Wharton@Work

February 2021 | 

Crisis Ready: Decision Making When It Counts Most

Mastering the Art and Science of Decision Making

Overnight, your access to capital is cut off. Or news reports reveal your CFO is accused of tax fraud. Or a global pandemic forces you to shut down operations. Before 2020, many leaders had never faced what Wharton management professor Mike Useem calls a “go point”: a crisis requiring decisions with profound consequences. But a lack of first-hand experience doesn’t mean you can’t be prepared.

Useem is a firm believer in, and practitioner of, immersive learning: showing leaders how they can improve decision making when it matters most by becoming engrossed in the circumstances of a go point. As COVID continues to cause disruption and devastation to organizations worldwide, it’s a skill no one can afford to be without.

That was the thinking behind the first Wharton Ready Livecast in April of 2020. Led by Useem, “We Are All Leaders Now: Seizing the Leadership Moment” dove into the real-time crisis response of leaders like Marriot CEO Arne Sorenson. Useem went behind the scenes to examine the process behind difficult decisions, highlighting the need to move from intuitive to deliberative decision making. Participants were invited to submit ideas for Sorenson, and then learned what really happened.

Leaving an Indelible Impact

Useem is using the same method in a new MBA course and related Executive Education program, Leading through Challenging Times. “When you create those moments,” he says, “looking at the options, the decision process, and why a particular choice was made, it strengthens the participant's decision making. That’s the crux of why I do this. I want people to become completely riveted by the moment and to create a lasting memory.”

Those moments include Bill McNabb leading Vanguard through the 2008–09 financial crisis and minister of mines Laurence Golborne working to save 33 miners trapped below the Chilean desert. Useem says his challenge in the classroom is to help transfer the process, including decisions that went well and those that didn’t, to future situations. “I want participants to learn from it in a way that they can apply to completely different moments later in their professional careers. They can think, ‘Laurence Golborne didn't get weak-kneed trying to save those miners. He called his superiors, built a team, and made time a vital resource given the circumstance.’ His decision process becomes a template or inspiration for their own.”

In the MBA course and Leading through Challenging Times, some of those insider accounts will be firsthand. Guest speakers will include senior leaders who are still grappling with the pandemic, such as CEOs Alex Gorsky of Johnson & Johnson and Tricia Griffith of Progressive Insurance. They will reflect on how their experience of past disasters has shaped their response to COVID-19.

“There is nothing like literally being there by talking directly with those who are in the middle of making some very wrenching decisions,” says Useem. “They can say, ‘Here's what I face: our budget's down by $300 million, I've got customers who literally can't contact us, I've got X dollars due in debt. What do you think I should do? Should I go to my board? Should I bring a consulting firm in?’ Even more powerfully, we draw participants into trying to solve those problems. You can almost feel the nervous energy, the great anxieties about getting it right. They’re in the middle of the emotional experience of making a difficult decision when the right one is unknown.”

A Heightened Need to Know

He notes the impact is especially valuable today because “the need to know has never been greater. Participants have been struggling with these decisions intensively, especially over the last year. That may be largely because of COVID-19, but think about Black Lives Matter, issues of equity, diversity, and now the political instability and crisis we're going through. Leaders are asking themselves, ‘What can we do? How can we help our business address any or all of these crises?’”

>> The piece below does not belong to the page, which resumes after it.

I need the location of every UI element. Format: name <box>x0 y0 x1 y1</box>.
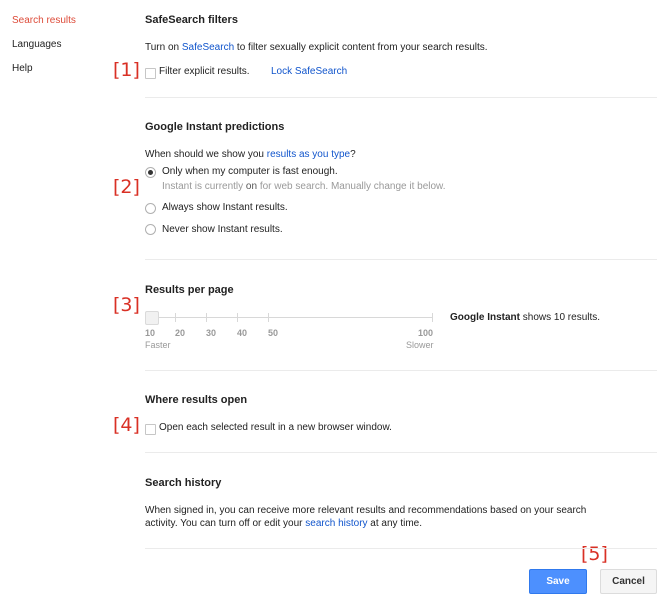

Answers may come by referencing decisions made in the past, exploring firsthand accounts of those grappling with tough issues today, or from those who study both. Today, though, it can also come from a fellow participant in a virtual classroom. “If you turn to them and ask, ‘Got any ideas about what I ought to be doing?’ the answer will probably be, ‘Yes,’ because they've been through it themselves,” says Useem. “The Leading through Challenging Times classroom becomes not just the faculty at the front — it includes the participants on the Zoom screen. Today, we're all teachers and learners.”

Whether the lessons derive from the pandemic, a historic military battle, or an economic crisis, there is no doubt that they will be applicable in the future. “You're going to have your own defining moment, your own crucible moment, again and again, in the years to come,” says Useem. “Life is filled with setbacks. We want to manage for growth, but we also have to manage when there's a huge risk or calamity. The essence of the program is to help you be ready.”